Last updated on September 13, 2020
I am 20 going on 21 in a couple of days. I was administered an x-ray of my wrist bone and the epiphyseal bone appears to be closed. I see many people in my college are over 6 feet tall and around 18-19 years old but look more like mid-twenties people, but I digress. Back in high school, many of my friends started springing up rapidly in height but I’ve been going very steadily. My doctor told me from 18 to 20 years old (that is, every time I visited him in the last 2 years) that I was probably done growing, although I beg to differ since my father had relatives that were over six feet tall and my mother (who is 5’1”) has relatives over six feet tall as well. According to the calculator, I am at around 2.9 on the Tanner scale. I have been following an extremely varied diet and do lots of height growth exercises. I really hope to be over 6 feet tall as I am currently only about 5’9.5” and I’m trying to be as patient as possible. I will be 21 in a couple of days. Do you think the doctors might be wrong in terms of my vertical height? I checked my arm span and it’s around 6’2”. My shoe size is 12.
Thank you very much 🙂
In the long run, sticking to the facts is better than pinning your hopes on wishful thinking. Sure, it may be disappointing, but you can move on quicker to better things.

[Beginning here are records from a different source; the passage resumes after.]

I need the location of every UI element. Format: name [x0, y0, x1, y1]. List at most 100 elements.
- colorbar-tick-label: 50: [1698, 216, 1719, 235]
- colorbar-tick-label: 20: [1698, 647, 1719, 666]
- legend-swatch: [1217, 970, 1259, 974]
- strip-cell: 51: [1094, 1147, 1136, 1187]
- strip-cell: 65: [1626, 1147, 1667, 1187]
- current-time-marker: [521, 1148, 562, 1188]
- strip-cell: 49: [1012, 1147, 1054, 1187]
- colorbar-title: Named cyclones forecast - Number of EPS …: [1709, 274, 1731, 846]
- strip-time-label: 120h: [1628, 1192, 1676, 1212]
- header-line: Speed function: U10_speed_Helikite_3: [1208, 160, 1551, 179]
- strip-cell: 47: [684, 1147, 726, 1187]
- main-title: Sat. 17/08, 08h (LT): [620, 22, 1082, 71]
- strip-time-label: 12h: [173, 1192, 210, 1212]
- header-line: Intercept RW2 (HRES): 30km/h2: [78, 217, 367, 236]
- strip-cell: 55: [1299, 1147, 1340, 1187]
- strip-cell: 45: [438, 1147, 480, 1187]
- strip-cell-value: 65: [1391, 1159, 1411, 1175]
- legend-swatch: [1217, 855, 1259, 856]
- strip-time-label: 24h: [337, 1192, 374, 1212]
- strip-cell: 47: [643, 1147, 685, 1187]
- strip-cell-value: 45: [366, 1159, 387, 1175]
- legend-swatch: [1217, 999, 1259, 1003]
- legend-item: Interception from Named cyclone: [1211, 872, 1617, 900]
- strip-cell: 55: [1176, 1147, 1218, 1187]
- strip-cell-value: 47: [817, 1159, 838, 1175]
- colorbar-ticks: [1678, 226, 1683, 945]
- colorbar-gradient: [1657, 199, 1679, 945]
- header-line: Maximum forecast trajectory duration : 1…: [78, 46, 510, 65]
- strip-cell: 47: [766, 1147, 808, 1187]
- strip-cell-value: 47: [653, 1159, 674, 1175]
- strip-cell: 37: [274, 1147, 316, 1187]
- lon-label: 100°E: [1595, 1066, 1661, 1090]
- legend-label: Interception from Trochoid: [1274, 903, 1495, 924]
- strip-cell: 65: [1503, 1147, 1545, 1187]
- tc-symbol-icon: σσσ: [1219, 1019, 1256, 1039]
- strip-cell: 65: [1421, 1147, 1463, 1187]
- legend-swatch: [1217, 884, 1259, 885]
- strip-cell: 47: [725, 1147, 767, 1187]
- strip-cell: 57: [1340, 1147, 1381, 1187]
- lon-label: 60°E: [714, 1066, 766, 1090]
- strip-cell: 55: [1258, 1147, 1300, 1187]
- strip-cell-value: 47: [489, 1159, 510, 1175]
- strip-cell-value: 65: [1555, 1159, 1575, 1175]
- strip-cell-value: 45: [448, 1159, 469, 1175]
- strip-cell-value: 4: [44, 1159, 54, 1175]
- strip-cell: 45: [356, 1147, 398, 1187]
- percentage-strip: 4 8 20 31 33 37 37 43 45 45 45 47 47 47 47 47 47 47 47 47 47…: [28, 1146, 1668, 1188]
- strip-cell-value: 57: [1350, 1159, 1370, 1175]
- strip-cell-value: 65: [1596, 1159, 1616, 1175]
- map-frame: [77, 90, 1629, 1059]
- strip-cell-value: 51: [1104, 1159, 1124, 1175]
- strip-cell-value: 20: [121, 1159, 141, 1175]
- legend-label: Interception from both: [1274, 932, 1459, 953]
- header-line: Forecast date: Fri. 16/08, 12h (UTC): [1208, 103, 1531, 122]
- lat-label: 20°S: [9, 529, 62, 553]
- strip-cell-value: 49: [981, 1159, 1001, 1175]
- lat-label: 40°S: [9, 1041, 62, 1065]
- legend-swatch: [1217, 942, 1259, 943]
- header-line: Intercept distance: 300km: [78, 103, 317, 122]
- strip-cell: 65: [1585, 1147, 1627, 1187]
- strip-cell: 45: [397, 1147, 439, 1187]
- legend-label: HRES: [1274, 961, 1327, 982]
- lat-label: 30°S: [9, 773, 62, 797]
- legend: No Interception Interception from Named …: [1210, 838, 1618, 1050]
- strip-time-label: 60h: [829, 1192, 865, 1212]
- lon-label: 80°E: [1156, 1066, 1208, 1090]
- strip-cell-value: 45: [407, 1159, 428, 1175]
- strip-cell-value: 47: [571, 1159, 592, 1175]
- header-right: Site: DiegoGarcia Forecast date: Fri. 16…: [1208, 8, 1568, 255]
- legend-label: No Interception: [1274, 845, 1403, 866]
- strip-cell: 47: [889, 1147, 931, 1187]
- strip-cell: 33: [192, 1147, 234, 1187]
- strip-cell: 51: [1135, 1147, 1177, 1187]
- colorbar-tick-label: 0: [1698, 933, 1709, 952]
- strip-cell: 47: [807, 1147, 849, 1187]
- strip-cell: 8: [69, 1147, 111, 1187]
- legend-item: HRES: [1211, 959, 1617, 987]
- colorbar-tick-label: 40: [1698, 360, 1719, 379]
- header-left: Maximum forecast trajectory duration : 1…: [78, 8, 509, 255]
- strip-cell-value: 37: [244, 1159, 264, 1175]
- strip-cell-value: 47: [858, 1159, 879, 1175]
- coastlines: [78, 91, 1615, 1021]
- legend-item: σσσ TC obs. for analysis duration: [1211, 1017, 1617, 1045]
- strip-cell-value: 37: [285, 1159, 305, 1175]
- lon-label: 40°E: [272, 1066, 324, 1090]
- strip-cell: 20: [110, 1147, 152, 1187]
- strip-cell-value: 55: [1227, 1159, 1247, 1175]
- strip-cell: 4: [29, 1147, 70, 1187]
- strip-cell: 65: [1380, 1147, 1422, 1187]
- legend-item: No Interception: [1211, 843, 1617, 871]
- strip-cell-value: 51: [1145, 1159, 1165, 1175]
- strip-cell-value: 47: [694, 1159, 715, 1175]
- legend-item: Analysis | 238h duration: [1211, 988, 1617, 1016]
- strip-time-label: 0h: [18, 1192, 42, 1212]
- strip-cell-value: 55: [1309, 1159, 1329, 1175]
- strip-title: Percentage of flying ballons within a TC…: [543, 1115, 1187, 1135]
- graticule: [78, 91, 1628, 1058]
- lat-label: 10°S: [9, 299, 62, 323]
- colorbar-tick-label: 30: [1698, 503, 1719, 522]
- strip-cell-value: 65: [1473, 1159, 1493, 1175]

If your epiphyseal is closed, then your long bones are not going to get any longer. It is the nature of bones that once the growth plates close down, they cannot be restarted. If you are getting 2.9 on the Tanner Calculator, then you are not answering the questions correctly. Since you have been keeping track, what has been your height each year? My problem is that while I designed the calculator with a number of checks for accurate input, I can’t double check your answers since I can’t see you. Your doctor has both seen you and has done some tests. The odds are that his answer is correct.
Also, a 6’2″ arm span on an 5’9″ man would say that you have broad shoulders, and broad shoulders develop in stage 4.
Shoe size has been shown to have almost no correlation to height.